Strengths and limitations

This study involves a unique population of older adults with moderate to severe frailty who are prospectively followed during their hospital admission. We established a good sample size and a good representation of the geriatric hospitalized patients for the quantitative analyses. Our analyses were mostly done within the RM group, whom were willing to participate in daily measurements. Participants who were unable to complete the test at baseline were less likely to participate in the repeated measurements. We showed that the RM group is similar to the BO group except for sex and length of stay, but note that an expected length of stay of less than two days was an exclusion criterion for the RM group. These findings suggest that the RM group is representative of patients admitted to the geriatrics ward, except the most frail older adults with a life expectancy of less than two weeks, for whom benefit of recovery monitoring is futile anyway, or severe cognitive impairment who cannot be instructed for the test, which was only a small group in our study. Therefore, we conclude that our findings are generalizable to the group of acutely admitted geriatric patients.

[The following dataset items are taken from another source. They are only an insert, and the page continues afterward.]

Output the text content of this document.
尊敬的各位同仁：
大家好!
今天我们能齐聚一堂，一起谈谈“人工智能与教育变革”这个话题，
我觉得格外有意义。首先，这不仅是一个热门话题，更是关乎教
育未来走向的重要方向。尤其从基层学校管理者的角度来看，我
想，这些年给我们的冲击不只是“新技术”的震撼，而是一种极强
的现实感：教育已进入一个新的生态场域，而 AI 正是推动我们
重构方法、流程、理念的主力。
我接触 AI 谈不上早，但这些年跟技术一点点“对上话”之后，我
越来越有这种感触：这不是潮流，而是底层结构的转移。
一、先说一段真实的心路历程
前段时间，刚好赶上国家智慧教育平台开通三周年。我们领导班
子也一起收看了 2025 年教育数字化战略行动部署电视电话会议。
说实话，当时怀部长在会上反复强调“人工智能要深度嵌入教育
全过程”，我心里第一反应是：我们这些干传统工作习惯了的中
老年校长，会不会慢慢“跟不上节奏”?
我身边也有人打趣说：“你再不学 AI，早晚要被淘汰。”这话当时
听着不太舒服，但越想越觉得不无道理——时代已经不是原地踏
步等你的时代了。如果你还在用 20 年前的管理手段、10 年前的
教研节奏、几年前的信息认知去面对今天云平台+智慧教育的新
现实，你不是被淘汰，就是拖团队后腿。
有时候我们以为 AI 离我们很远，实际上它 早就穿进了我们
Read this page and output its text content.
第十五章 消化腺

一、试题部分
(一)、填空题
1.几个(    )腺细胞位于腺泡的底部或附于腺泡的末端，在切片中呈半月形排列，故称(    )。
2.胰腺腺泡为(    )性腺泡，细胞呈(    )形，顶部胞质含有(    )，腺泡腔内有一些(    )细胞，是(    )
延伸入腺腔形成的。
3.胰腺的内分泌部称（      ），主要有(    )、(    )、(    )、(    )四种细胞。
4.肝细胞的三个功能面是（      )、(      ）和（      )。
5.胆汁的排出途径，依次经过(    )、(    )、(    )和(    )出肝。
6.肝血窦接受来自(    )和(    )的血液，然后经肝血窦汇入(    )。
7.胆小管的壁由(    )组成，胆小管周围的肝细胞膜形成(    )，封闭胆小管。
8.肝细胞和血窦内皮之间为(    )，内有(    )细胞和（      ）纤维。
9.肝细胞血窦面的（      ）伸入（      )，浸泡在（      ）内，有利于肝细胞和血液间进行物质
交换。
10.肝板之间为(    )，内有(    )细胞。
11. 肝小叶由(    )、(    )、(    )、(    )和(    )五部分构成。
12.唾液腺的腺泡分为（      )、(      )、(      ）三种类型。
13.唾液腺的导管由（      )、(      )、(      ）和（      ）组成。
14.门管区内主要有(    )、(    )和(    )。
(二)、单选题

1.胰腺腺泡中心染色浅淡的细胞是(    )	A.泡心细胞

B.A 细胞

A limitation of this study was the total burden of study participation. For future analysis in the field of complexity science, we plan to study Dynamical Indicators Of Resilience [28, 29], for which we need frequently repeated measurements of GW. We therefore decided to incorporate two daily GW measurements. However, two daily GW measurements combined with some short questionnaires (completed for other research purposes) might have been tiring for frail patients in poor health. This might have led to a lower feasibility of the Eforto® device in this study protocol and setting. In 35% of the unsuccessful tests the reasons were not noted, which could have led to underestimation of patient-specific reasons for unsuccessful tests. Our analyses did not include physical activities that the patient may have done shortly before performing the Eforto® test, such as ADL and physical therapy. These activities, needing energy and strength, may have lowered the feasibility of Eforto® tests.

Conclusions

In this study we describe the usability, user experience, and acceptability of hand grip strength tests in geriatric patients during and after hospitalization. For most patients, the tests were feasible in the supervised hospital setting: across the 191 participants, the attempt rate was 85% and 86% of attempted tests was successful. At-home testing with Eforto® is challenging, primarily because of the uncertain time after discharge from the hospital and limited digital literacy.